Inovação: conceito que a Universidade não compreendeu ainda.
Depois de 16 anos, junto a alguns desavisados idealistas, tentando criar um ecossistema por estas bandas potiguares, posso dizer com todas a letrinhas: estamos longe de ter um rascunho, o que não é segredo para ninguém, pois deixei muito claro numa AC há mais de 3 anos atrás, quando destaquei o texto abaixo e fui convidado a “bater um papo” nada amistoso na reitoria:
“Por que fazemos (Universidade) tanto barulho e ainda tentamos nos apropriar deste termo sem o devido conhecimento? Assim, quando um professor gabar-se por inovações implementadas em livros, oficinas etc., por seu LAB, pergunte: ‘onde, além do LAB, alguma “inovação” vossa foi implementada, validada ou o saber repassado?’. Não precisa ser rigoroso e exigir que tenha sido no Mercado. Você pode dizer ao incauto doutor que a validação de sua inovação em um outro laboratório já o satisfaria. Se ele proferir uma resposta negativa, diga que tem em mãos, no máximo, uma invenção, uma nova técnica ou um novo processo, os quais precisarão da chancela do Mercado para tornarem-se inovação. Peça educadamente, e em baixo tom, para ele ler o Manual de Oslo e ouvir o Mercado! Ou dê meu email!”. (GBB-San. Março/19)
Tem mais coisa lá naquela AC. E o pior, não mudou nada de lá para cá. Surgiram outras construções, firmaram-se muitos convênios, geraram-se muitas “patentes de retorno zero”, muitos standups ao invés de startups, hackathons etc. etc. etc., e nada de uma educação criadora, voltada à solução de problemas reais, aquela que precisamos de fato aprender. Resumindo, uma grande cortina de fumaça potiguar, que descrevi no conto Um pouco de Filosofia para entender o ecossistema de Natalino, no que chamei de “falar com as paredes”. Mas a culpa não é só da Academia nem das entidades representativas de classes da indústria (CNI, Federações, Sistema-S etc.). Vamos a outro elemento da famosa, e inexistente, tríplice hélice.
Por uma postura empreendedora “também” do Mercado!

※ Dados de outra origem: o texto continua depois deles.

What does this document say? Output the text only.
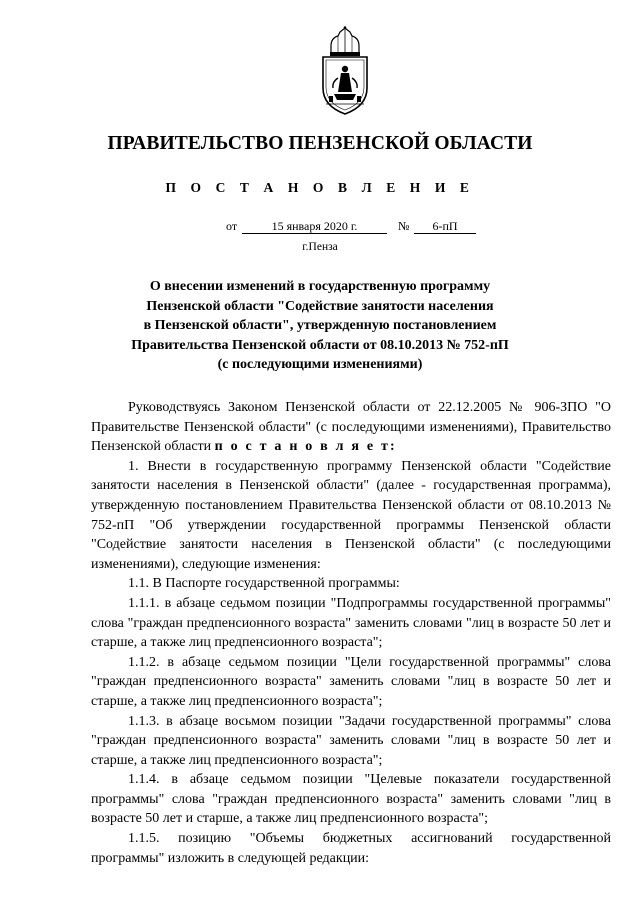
ПРАВИТЕЛЬСТВО ПЕНЗЕНСКОЙ ОБЛАСТИ
П О С Т А Н О В Л Е Н И Е
от	15 января 2020 г.	№	6-пП
г.Пенза
О внесении изменений в государственную программу
Пензенской области "Содействие занятости населения
в Пензенской области", утвержденную постановлением
Правительства Пензенской области от 08.10.2013 № 752-пП
(с последующими изменениями)

Руководствуясь Законом Пензенской области от 22.12.2005 № 906-ЗПО "О Правительстве Пензенской области" (с последующими изменениями), Правительство Пензенской области п о с т а н о в л я е т:

1. Внести в государственную программу Пензенской области "Содействие занятости населения в Пензенской области" (далее - государственная программа), утвержденную постановлением Правительства Пензенской области от 08.10.2013 № 752-пП "Об утверждении государственной программы Пензенской области "Содействие занятости населения в Пензенской области" (с последующими изменениями), следующие изменения:

1.1. В Паспорте государственной программы:

1.1.1. в абзаце седьмом позиции "Подпрограммы государственной программы" слова "граждан предпенсионного возраста" заменить словами "лиц в возрасте 50 лет и старше, а также лиц предпенсионного возраста";

1.1.2. в абзаце седьмом позиции "Цели государственной программы" слова "граждан предпенсионного возраста" заменить словами "лиц в возрасте 50 лет и старше, а также лиц предпенсионного возраста";

1.1.3. в абзаце восьмом позиции "Задачи государственной программы" слова "граждан предпенсионного возраста" заменить словами "лиц в возрасте 50 лет и старше, а также лиц предпенсионного возраста";

1.1.4. в абзаце седьмом позиции "Целевые показатели государственной программы" слова "граждан предпенсионного возраста" заменить словами "лиц в возрасте 50 лет и старше, а также лиц предпенсионного возраста";

1.1.5. позицию "Объемы бюджетных ассигнований государственной программы" изложить в следующей редакции:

Da AC de mesmo título, puxo a moral da história para começar: “Cabe à classe empresarial/comercial/industrial/etc., principalmente aquela que ‘mora’ no Mercado, tomar uma postura mais empreendedora. Será caro? Será! Será arriscado? Muito! Porém, garanto a vocês – e aos mais de 70% de empreendimentos que não chegarão a 2030 -, esperar pelos três caminhos (tríplice hélice, editais de fomento, educação convencional) ou fazer nada, sairá muito mais caro e de dano certo”. (GBB-San. Julho/21)
Iniciativas de empresas visionárias, na linha de formação de pessoal orientado ao Mercado, já estão rodando há algum tempo, as chamadas corporate universities, lá fora: Apple, Hamburger, Disney, Goolge e Defense Acquisition University, e aqui dentro: XP Academy, Positivo, Mercado Livre, CESAR School, para ficar nesses exemplos.
Então, se o apagão tecnológico e de desenvolvedores de negócios é uma dura realidade crescente, pois a capacidade de formação de nossas escolas é precária e insuficiente, Pelo que aguarda o nosso Mercado para se mexer nessa direção? Será que nossos empresários não são empreendedores?
Big picture
Esta AC não foi uma concepção auto-estimulada. É a consequência de inúmeras reuniões que tive a chance de participar com empreendedores de empresas de todos os tamanhos (pico, micro, médio, grande e extra-grande), sendo portanto a resposta à pergunta “Como está o ecossistema de inovação do RN?”, cuja resposta é outra pergunta: “Que ecossistema?”, seguida do complemento, “ainda não é um organismo, mas uma colcha de retalhos de aspirações inovadoras… algo totalmente desmembrado!”. “Mas se está assim, o que é necessário fazer?”, perguntam os incrédulos e inquietos. Então devolvo: “Montá-lo!”.
Resolvendo o outro dilema
Depois dos 50, aprendi que o caminho para a evolução começa pela autocrítica. Sempre me questiono: se não tenho o que elogiar em mim nesta semana, em relação à passada, é sinal de que não evoluí! Acho que o mesmo serve para organizações! Seguindo esta constatação, posso dizer que o caminho via hipótese H1, reativo - esperar que a Academia construa um ecossistema de inovação - já foi tentado e não está dando certo. Ela, a Academia, é imprescindível, pois detém estudantes ávidos e corpo com metodologia para promover invenções, que precisam ser melhor dirigidas, mas não tem brevê para conduzir seus pupilos e pesquisadores à inovação. Por outro lado, o Mercado, “diplomador” de inovações, não possui uma tradição de utilização do método científico, imprescindível num tempo em que a conversão da informação no novo petróleo força as empresas a serem um misto de fábrica e laboratório, definindo as melhores companhias como aquelas que desenvolvem seus próprios caminhos científicos, quando a busca se dá por vantagens disruptivas.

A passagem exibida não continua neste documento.